While the release was billed as a cultural one, meaning none of the fish will be tracked, Seyler and others said it will build awareness and hope for native and nonnative peoples alike.
“In the not too distant future, salmon are going to be able to make it up here on their own,” Conor Giorgi, anadromous program manager at the Spokane Tribe of Indians told the crowd Wednesday. “But today they need your help.”
Attendees lined up and passed the hatchery raised fish (which were in large rubber bootlike containers) hand-over-hand down the bank and into the Spokane River just upstream of the Sandifur Bridge.
Since 2015, the Upper Columbia United Tribes – which include the Coeur d’Alene Tribe of Indians, Confederated Tribes of the Colville Reservation, Kalispel Tribe of Indians, Kootenai Tribe of Idaho and the Spokane Tribe of Indians – have worked to reintroduce salmon into the blocked regions of the Columbia River, without dam removal.

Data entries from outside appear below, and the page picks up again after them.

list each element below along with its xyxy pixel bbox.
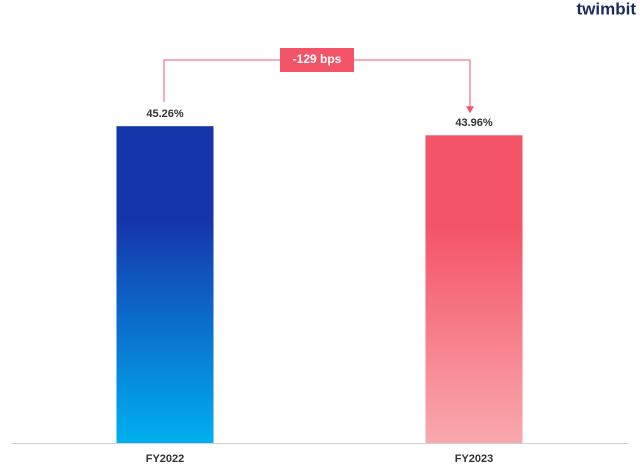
annotation: -129 bps	[293, 52, 342, 66]
bar	[116, 126, 214, 444]
logo: twimbit	[577, 0, 637, 18]
x-tick-label: FY2022	[146, 453, 185, 465]
bar	[425, 135, 523, 443]
value-label: 45.26%	[146, 108, 184, 120]
value-label: 43.96%	[455, 117, 493, 129]
arrow-head	[466, 106, 474, 114]
annotation-box	[280, 48, 354, 72]
x-tick-label: FY2023	[455, 453, 494, 465]
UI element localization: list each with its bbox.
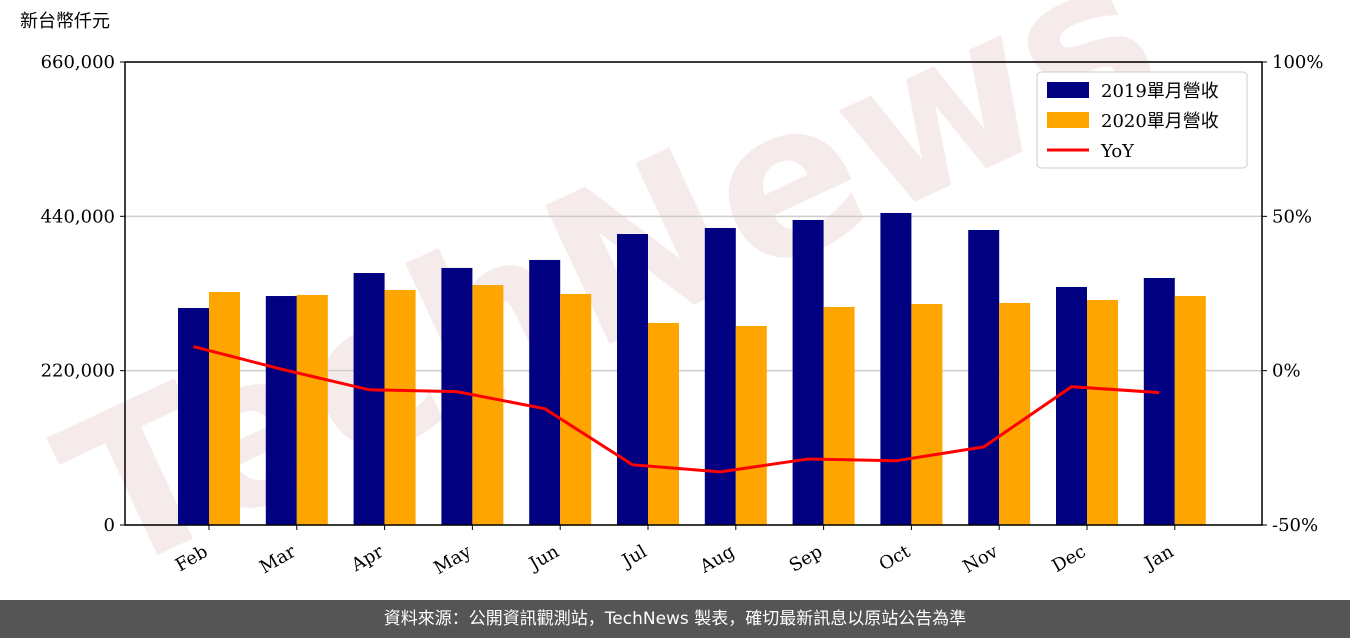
- bar: [704, 227, 736, 525]
- y2-tick-label: 100%: [1272, 52, 1323, 73]
- bar: [911, 304, 943, 525]
- x-tick-label: May: [430, 541, 475, 579]
- chart: 新台幣仟元 TechNews0220,000440,000660,000-50%…: [20, 0, 1323, 622]
- bar: [999, 302, 1031, 525]
- bar: [560, 293, 592, 525]
- x-tick-label: Apr: [347, 541, 387, 576]
- legend-label: 2020單月營收: [1101, 111, 1219, 132]
- bar: [1056, 286, 1087, 525]
- bar: [472, 285, 504, 525]
- bar: [648, 322, 679, 525]
- bar: [529, 259, 561, 525]
- x-tick-label: Jul: [617, 541, 651, 573]
- y2-tick-label: 50%: [1272, 206, 1312, 227]
- y-tick-label: 440,000: [41, 206, 115, 227]
- yoy-line: [193, 345, 1160, 474]
- legend-swatch: [1047, 112, 1089, 128]
- y2-tick-label: 0%: [1272, 361, 1301, 382]
- bar: [968, 230, 1000, 525]
- x-tick-label: Sep: [786, 541, 826, 576]
- plot-frame: [124, 61, 1263, 526]
- y-tick-label: 0: [104, 515, 115, 536]
- footer: 資料來源：公開資訊觀測站，TechNews 製表，確切最新訊息以原站公告為準: [0, 600, 1350, 638]
- x-tick-label: Jan: [1139, 541, 1177, 575]
- bar: [384, 289, 416, 525]
- bar: [353, 273, 385, 525]
- bar: [735, 325, 767, 525]
- legend-label: YoY: [1100, 141, 1135, 162]
- legend-label: 2019單月營收: [1101, 81, 1219, 102]
- bar: [265, 296, 297, 525]
- y2-tick-label: -50%: [1272, 515, 1318, 536]
- bar: [792, 219, 824, 526]
- bar: [178, 308, 209, 525]
- y-tick-label: 220,000: [41, 361, 115, 382]
- bar: [1143, 277, 1175, 525]
- x-tick-label: Dec: [1049, 541, 1090, 577]
- x-tick-label: Oct: [876, 541, 915, 576]
- bar: [617, 234, 648, 525]
- x-tick-label: Aug: [696, 541, 739, 578]
- legend-swatch: [1047, 82, 1089, 98]
- bar: [209, 292, 240, 525]
- bar: [823, 306, 855, 525]
- bar: [880, 212, 912, 525]
- bar: [296, 294, 328, 525]
- bar: [1087, 300, 1118, 525]
- legend-box: [1036, 71, 1248, 169]
- y-tick-label: 660,000: [41, 52, 115, 73]
- bar: [441, 267, 473, 525]
- x-tick-label: Jun: [524, 541, 563, 576]
- bar: [1174, 296, 1206, 525]
- x-tick-label: Nov: [959, 541, 1002, 578]
- y-axis-label: 新台幣仟元: [20, 11, 110, 32]
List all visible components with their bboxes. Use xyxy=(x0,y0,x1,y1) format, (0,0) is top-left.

In 2019, Phase 1 of that work wrapped and found, among other things, that there are 711 miles of possible habitat for spring chinook and 1,610 miles for summer steelhead.
Now the tribes are in Phase 2. In March, tribal managers introduced tagged salmon in the Columbia system to test the habitat and survivability estimates developed in Phase 1. Meanwhile, some smolts released during Phase 1 have started to return.

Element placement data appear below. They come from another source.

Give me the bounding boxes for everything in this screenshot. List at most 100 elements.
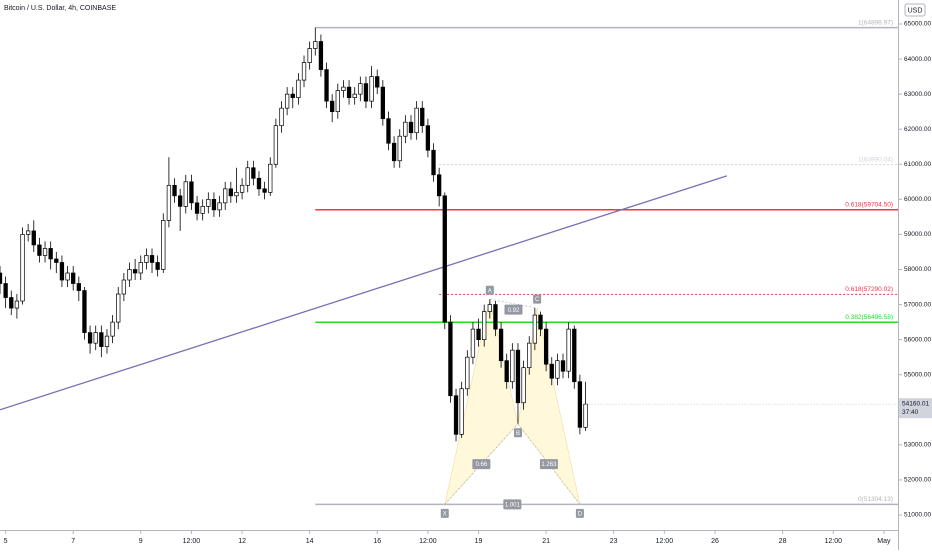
pattern-point-box xyxy=(513,428,522,438)
candle-body xyxy=(251,167,256,179)
currency-box[interactable] xyxy=(904,3,926,17)
candle-body xyxy=(498,328,504,362)
candle-body xyxy=(358,83,363,95)
pattern-point-label: X xyxy=(443,511,447,517)
currency: USD xyxy=(908,7,923,14)
y-tick-label: 52000.00 xyxy=(904,477,931,484)
candle-body xyxy=(87,332,93,344)
y-tick-label: 65000.00 xyxy=(904,21,931,28)
candle-body xyxy=(37,244,42,256)
x-tick-label: 16 xyxy=(373,538,381,545)
x-tick-label: 12:00 xyxy=(183,538,201,545)
candle-body xyxy=(239,184,245,193)
candle-body xyxy=(211,198,217,211)
pattern-point-box xyxy=(485,285,494,295)
candle-body xyxy=(127,269,132,281)
candle-body xyxy=(296,79,301,98)
candle-body xyxy=(386,118,391,144)
y-tick-label: 59000.00 xyxy=(904,231,931,238)
candle-body xyxy=(290,93,295,98)
candle-body xyxy=(403,121,408,137)
x-tick-label: 23 xyxy=(610,538,618,545)
y-tick-label: 58000.00 xyxy=(904,266,931,273)
candle-body xyxy=(217,202,222,211)
candle-body xyxy=(504,360,509,383)
pattern-point-box xyxy=(533,294,542,304)
candle-body xyxy=(369,76,374,102)
candle-body xyxy=(459,388,464,435)
candle-body xyxy=(155,262,160,270)
x-tick-label: 12:00 xyxy=(824,538,842,545)
candle-body xyxy=(48,248,53,260)
candle-body xyxy=(200,206,205,214)
y-tick-label: 64000.00 xyxy=(904,56,931,63)
candle-body xyxy=(515,349,521,404)
candle-body xyxy=(420,107,425,127)
candle-body xyxy=(346,86,352,98)
x-tick-label: May xyxy=(877,538,891,545)
candle-body xyxy=(3,283,8,298)
candle-body xyxy=(527,342,532,369)
candle-body xyxy=(149,255,155,263)
candle-body xyxy=(482,311,487,340)
candle-body xyxy=(54,258,59,263)
pattern-point-label: B xyxy=(516,431,520,437)
candle-body xyxy=(99,332,104,347)
ratio-box xyxy=(472,459,491,470)
candle-body xyxy=(166,184,172,221)
candle-body xyxy=(234,191,239,197)
candle-body xyxy=(465,356,470,390)
y-tick-label: 61000.00 xyxy=(904,161,931,168)
candle-body xyxy=(577,381,583,428)
y-tick-label: 57000.00 xyxy=(904,301,931,308)
candle-body xyxy=(414,107,419,134)
candle-body xyxy=(42,248,48,256)
candle-body xyxy=(493,304,498,330)
candle-body xyxy=(110,321,115,337)
y-tick-label: 63000.00 xyxy=(904,91,931,98)
candle-body xyxy=(144,255,149,263)
candle-body xyxy=(279,107,284,127)
pattern-point-label: C xyxy=(535,297,540,303)
trend-line xyxy=(0,175,728,411)
candle-body xyxy=(521,367,526,404)
fib-label: 0.618(57290.02) xyxy=(845,286,893,293)
fib-label: 1(60990.04) xyxy=(858,156,893,163)
candle-body xyxy=(453,395,459,435)
candle-body xyxy=(245,167,250,186)
ratio-box xyxy=(503,499,522,510)
candle-body xyxy=(408,121,414,134)
candle-body xyxy=(223,188,228,204)
candle-body xyxy=(59,262,65,281)
y-tick-label: 62000.00 xyxy=(904,126,931,133)
candle-body xyxy=(555,360,560,379)
candle-body xyxy=(76,283,81,291)
x-tick-label: 21 xyxy=(542,538,550,545)
candle-body xyxy=(256,177,262,190)
x-tick-label: 7 xyxy=(71,538,75,545)
pattern-leg xyxy=(489,298,538,309)
candle-body xyxy=(476,328,481,340)
bar-timer: 37:40 xyxy=(902,409,919,416)
candle-body xyxy=(330,100,335,113)
candle-body xyxy=(307,48,312,63)
y-tick-label: 60000.00 xyxy=(904,196,931,203)
candle-body xyxy=(487,304,492,312)
candle-body xyxy=(20,234,25,302)
x-tick-label: 26 xyxy=(711,538,719,545)
candle-body xyxy=(268,163,273,193)
candle-body xyxy=(341,86,346,91)
candle-body xyxy=(532,314,538,344)
x-tick-label: 14 xyxy=(306,538,314,545)
candle-body xyxy=(121,279,127,295)
candle-body xyxy=(172,184,177,197)
pattern-point-label: A xyxy=(488,288,492,294)
ratio-label: 0.66 xyxy=(476,462,488,468)
ratio-label: 1.263 xyxy=(541,462,557,468)
last-price-box xyxy=(899,398,932,419)
candle-body xyxy=(363,83,369,102)
candle-body xyxy=(138,262,143,274)
candle-body xyxy=(273,125,279,165)
candle-body xyxy=(572,328,577,383)
candle-body xyxy=(538,314,543,330)
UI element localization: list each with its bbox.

Phase 2 will examine the best method for getting fish up and over Grand Coulee and Chief Joseph dams, which were built without fish passage.
While fishery managers have planned on Phase 2 taking 21 years, Giorgi said with “adequate funding” the project could be completed sooner.
For now, 46 adult chinook are in a part of the Spokane River that hasn’t seen salmon since 1911 when Little Falls Dam was built.
“All of our ancestors have wanted this,” said Jeannette Finley, deputy director for the Colville Fish and Wildlife Department. “It’s an emotional feeling.”